Sunday, June 3, 2012

Asterix


For my last brithday, my daughter Catherine got me the board game Asterix and Obelix.  She knows what a fan I am, on a previous occasion she got me two hard-rubber figurines.
She and her then fiancee were sweet enough to play me a game.  You may notice that the box is labeled in German: the cartoon was a big international hit.
The Asterix comics were the creation of French cartoonists Goscinny and Uderzo, the story of a single Gaulish village holding out against the Roman empire.  They were made invincible by a magic potion from their druid, Getafix.  The stories were silly and convoluted, gorgeously illustrated, and laden with puns and word-play.  The speech of minor characters from other lands was rendered in different lettering so the Goths spoke in that all-but-unreadable Old English script and Ptennisnet, the Egyptian, spoke in hieroglyphics.  Of course, a lot of their puns don't translate directly from French to English, so that the dog Idee Fixe, for example, becomes Dogmatix in English.

I'm not sure I get the last frame in the above - why would the centurion think they'e giggling unless Obelix's "that's the lot," sounds like a giggle to a Roman?  I think the French is "c'est la tout," but that sounds like a sneeze.
One of their panels still floors me each time I think of it.  The pirates below have just had the misfortune to encounter Asterix and Obelix.


The gag, of course, is the representation of the Raft of the Medusa by Gericault (Pronounced Jericho.)

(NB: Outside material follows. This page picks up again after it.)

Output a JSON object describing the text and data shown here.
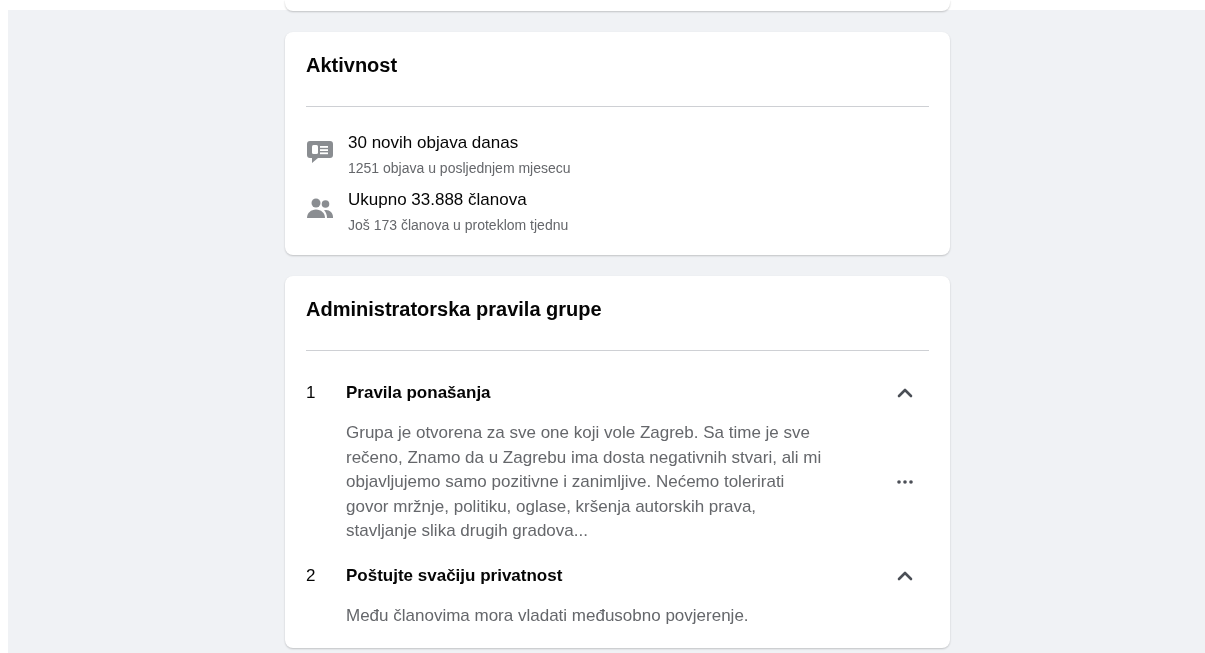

But here's the thing - how would the word "framed" have the same two meanings in French as it does in English, and would our pronunciation of Gericault as Jericho (as in Joshua fit the battle of...) match theirs?  How is it possible for such an elaborate pun to work in two different languages?  And how would it have worked in German?
Don't tell me, I'd rather enjoy the mystery.
By the way, if you're curious about the outcome of the game: I won.

1 comment:

  1. The people who did the English translations of Goscinny's witty text were his favourite translators. They put such effort and ingenuity into trying to capture the puns of the original French versions. In some cases theirs were better...such as the Ptenisnet that you mention. Better than the Coursdetenis of the original. The Wreck of the Medusa is often cited as a particular piece of genius.